We both were brought up and went to school in Maine and had pretty realistic expectations of what it would take, but we could see Eastport’s potential. Fortunately, others also saw this potential and most of those empty buildings are now filled with shops, restaurants, museums and other galleries. However, we are in Washington County and face a number of geographical and political challenges. 

Although I’m always somewhat suspicious of statistics, here are some general realities of Washington County and Eastport that help to create our business environment.

  • The media uses the phrase “Downeast” pretty loosely. For the record, Eastport is over 70 miles east of Bar Harbor. It is the easternmost city in the country; we have one of the deepest U.S. ports and the closest port to Europe.
  • The total population of Washington County is close to that of Bangor at just under 33,000. Eastport’s population is just under 1,300 and has been shrinking.
  • Over 26 percent of our residents are 55 or older.
  • Washington County is the poorest county in the state with a median household income of just under $35,000.
  • A key customer base for the Eastport area is New Brunswick and the other Maritime provinces. Surprisingly, the state does little marketing aimed at Canada.
  • The major commercial centers close to Eastport are: St John, New Brunswick, pop. 70,063, 97 miles away; Bangor, pop. 32,673, 116 miles away; Ellsworth, pop. 7,785, 104 miles away. Math alone tells you why Canada is important to us.
  • Economic drivers in Eastport can vary from year to year. According to, the main sources are: 32 percent retail and restaurant sales; 14 percent transportation and commercial shipping; 11 percent banking and finance; and 2 percent fishing.
  • The remaining 40 percent or so of the economy is made up of health care, education, construction and other services.

For Eastport to continue to grow economically, it will take a combination of these drivers. Our commercial port could be a key player in this, but its success is heavily influenced by global marketing conditions.

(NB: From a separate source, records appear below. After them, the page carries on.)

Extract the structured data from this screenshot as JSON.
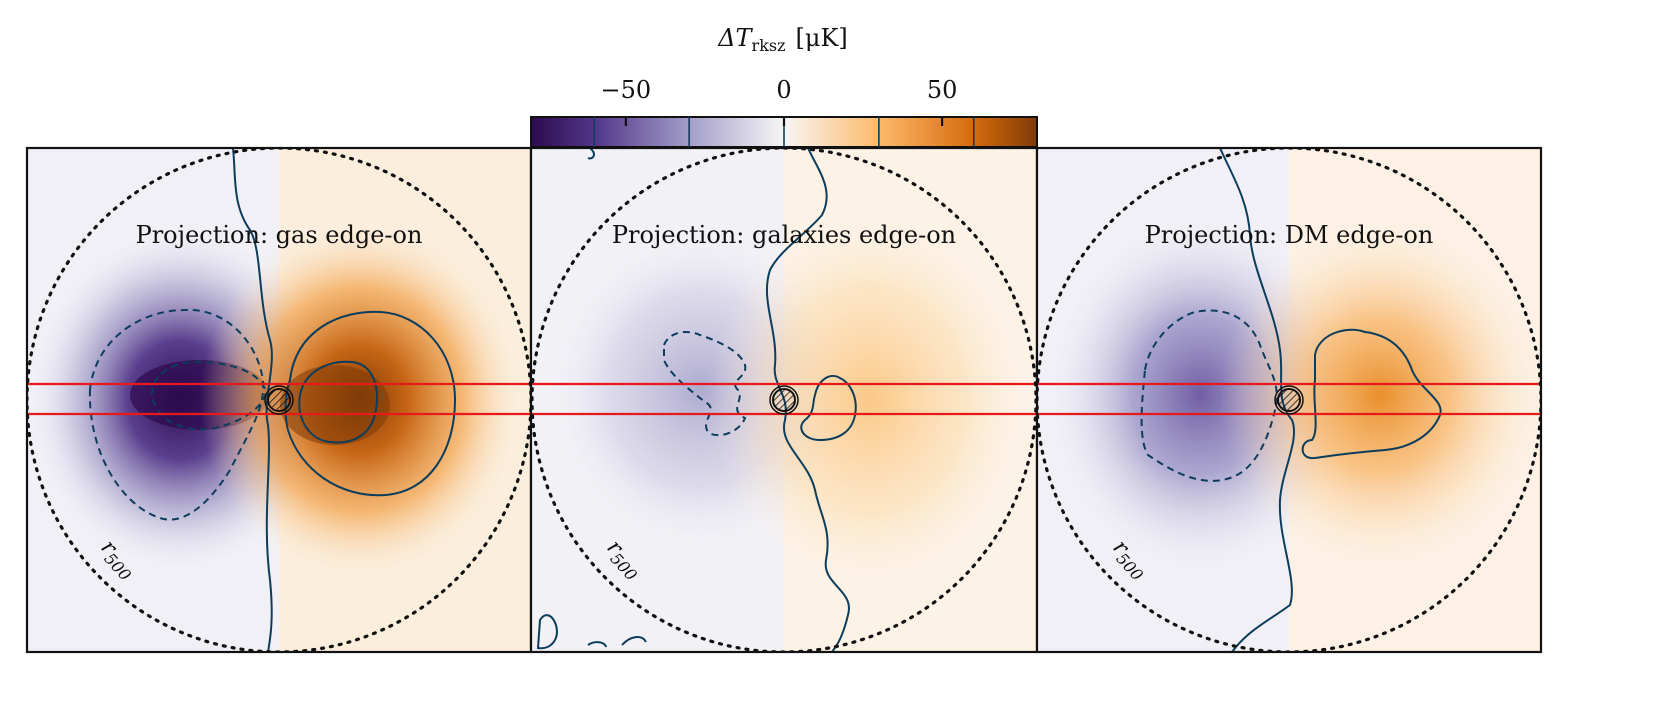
{
  "chart_data": {
    "type": "heatmap",
    "colorbar": {
      "label_main": "ΔT",
      "label_sub": "rksz",
      "label_unit": "[μK]",
      "range": [
        -80,
        80
      ],
      "ticks": [
        -50,
        0,
        50
      ],
      "tick_labels": [
        "−50",
        "0",
        "50"
      ],
      "contour_levels": [
        -60,
        -30,
        0,
        30,
        60
      ],
      "colormap_stops": [
        {
          "value": -80,
          "color": "#2d0a4e"
        },
        {
          "value": -60,
          "color": "#523689"
        },
        {
          "value": -30,
          "color": "#a39ec9"
        },
        {
          "value": 0,
          "color": "#f7f6f5"
        },
        {
          "value": 30,
          "color": "#fdba6a"
        },
        {
          "value": 60,
          "color": "#d56a0c"
        },
        {
          "value": 80,
          "color": "#7f3b08"
        }
      ]
    },
    "panels": [
      {
        "title": "Projection: gas edge-on",
        "radius_label_main": "r",
        "radius_label_sub": "500",
        "peak_negative": -80,
        "peak_positive": 80
      },
      {
        "title": "Projection: galaxies edge-on",
        "radius_label_main": "r",
        "radius_label_sub": "500",
        "peak_negative": -30,
        "peak_positive": 30
      },
      {
        "title": "Projection: DM edge-on",
        "radius_label_main": "r",
        "radius_label_sub": "500",
        "peak_negative": -45,
        "peak_positive": 45
      }
    ],
    "colors": {
      "contour": "#0d3d5c",
      "band": "#e8191a",
      "circle": "#111111"
    }
  }
}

Other parts of the economy can help, too, but like other coastal towns, the key economic element that could help both the state and Eastport grow is tourism.

Eastport’s downtown has improved dramatically over the past ten years. Investment from both locals and seasonal residents has resulted in attractive downtown with historic buildings and appealing shops. But we need the state’s help in promoting our area.

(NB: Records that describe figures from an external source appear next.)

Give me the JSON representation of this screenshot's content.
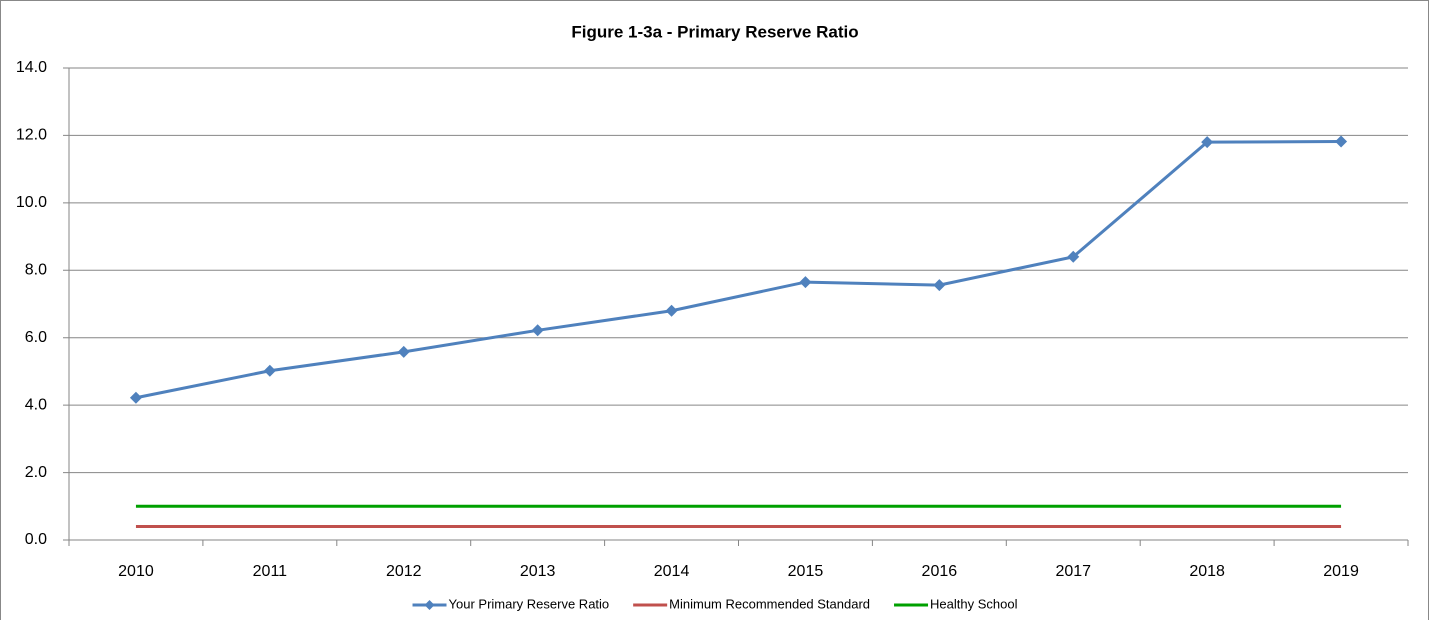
{
  "chart_data": {
    "type": "line",
    "title": "Figure 1-3a - Primary Reserve Ratio",
    "categories": [
      "2010",
      "2011",
      "2012",
      "2013",
      "2014",
      "2015",
      "2016",
      "2017",
      "2018",
      "2019"
    ],
    "series": [
      {
        "name": "Your Primary Reserve Ratio",
        "color": "#4f81bd",
        "marker": "diamond",
        "values": [
          4.22,
          5.02,
          5.58,
          6.22,
          6.8,
          7.65,
          7.56,
          8.4,
          11.8,
          11.82
        ]
      },
      {
        "name": "Minimum Recommended Standard",
        "color": "#c0504d",
        "values": [
          0.4,
          0.4,
          0.4,
          0.4,
          0.4,
          0.4,
          0.4,
          0.4,
          0.4,
          0.4
        ]
      },
      {
        "name": "Healthy School",
        "color": "#00a000",
        "values": [
          1.0,
          1.0,
          1.0,
          1.0,
          1.0,
          1.0,
          1.0,
          1.0,
          1.0,
          1.0
        ]
      }
    ],
    "ylim": [
      0,
      14
    ],
    "yticks": [
      {
        "value": 0,
        "label": "0.0"
      },
      {
        "value": 2,
        "label": "2.0"
      },
      {
        "value": 4,
        "label": "4.0"
      },
      {
        "value": 6,
        "label": "6.0"
      },
      {
        "value": 8,
        "label": "8.0"
      },
      {
        "value": 10,
        "label": "10.0"
      },
      {
        "value": 12,
        "label": "12.0"
      },
      {
        "value": 14,
        "label": "14.0"
      }
    ],
    "grid": true,
    "legend": "bottom"
  }
}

In the past few months, the Maine Office of Tourism spent resources “identifying the higher value customers.” The result was to define three groups: the “balanced achiever,” “genuine original” and “social sophisticate.” The lowest average household income in these groups is the balanced achiever at $117,500. Incomes for the other two categories are in the $130,000 range. (See the story in the May issue of The Working Waterfront or at

Even if small business owners like myself knew what a “balanced achiever” looked like, I don’t think he would be a realistic marketing target for us. However, this does seem to be the focus chosen by the state to help all of Maine.

Maybe Portland, Boothbay, Camden and Bar Harbor are targeting these “higher value customers,” but businesses here would be glad to see customers from New England and the Maritimes and even Maine. I understand the need to promote tourism for all seasons across the state, but life exists in places other than the Old Port, Acadia National Park and the major ski areas.

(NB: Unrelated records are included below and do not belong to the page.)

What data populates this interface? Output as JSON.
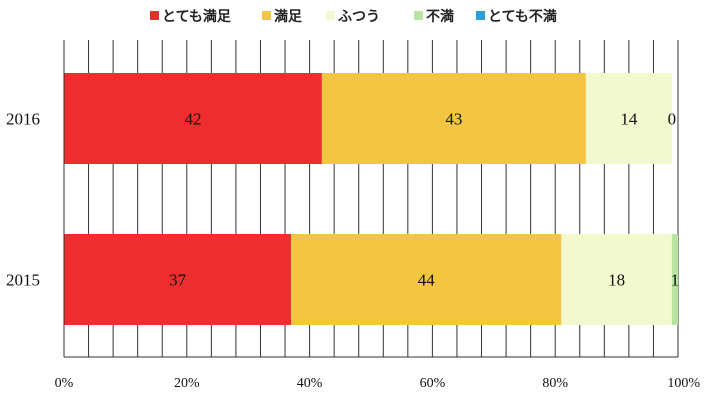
{
  "chart_data": {
    "type": "bar",
    "orientation": "horizontal",
    "stacked": true,
    "categories": [
      "2016",
      "2015"
    ],
    "series": [
      {
        "name": "とても満足",
        "color": "#ee2e2e",
        "values": [
          42,
          37
        ]
      },
      {
        "name": "満足",
        "color": "#f2c641",
        "values": [
          43,
          44
        ]
      },
      {
        "name": "ふつう",
        "color": "#f3f9cf",
        "values": [
          14,
          18
        ]
      },
      {
        "name": "不満",
        "color": "#b9e4a0",
        "values": [
          0,
          1
        ]
      },
      {
        "name": "とても不満",
        "color": "#2e9fd8",
        "values": [
          0,
          0
        ]
      }
    ],
    "data_labels": [
      [
        "42",
        "43",
        "14",
        "0",
        ""
      ],
      [
        "37",
        "44",
        "18",
        "1",
        ""
      ]
    ],
    "xlim": [
      0,
      100
    ],
    "xticks": [
      0,
      20,
      40,
      60,
      80,
      100
    ],
    "xtick_labels": [
      "0%",
      "20%",
      "40%",
      "60%",
      "80%",
      "100%"
    ],
    "grid": "vertical",
    "legend_position": "top"
  }
}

I believe it would be far more effective to aim marketing resources at regional customers from surrounding New England states, the Maritime provinces and our own state. Rural businesses like those in Washington, Aroostook, Piscataquis, Somerset and northern Penobscot counties need more assistance than other, well-established areas. Very often we have customers in our gallery from Portland, Bangor and yes, even Augusta, who say: “Wow—I’ve never been to Eastport. Who knew what a great place this is?”

It’s time the state recognized that rural and coastal seasonal businesses could use some help. Maybe it should target those “less than higher value customers” and let them know they can get here from there, and that they should go.

Michael Morse and his wife Cynthia own and operate the Eastport Breakwater Gallery in Eastport.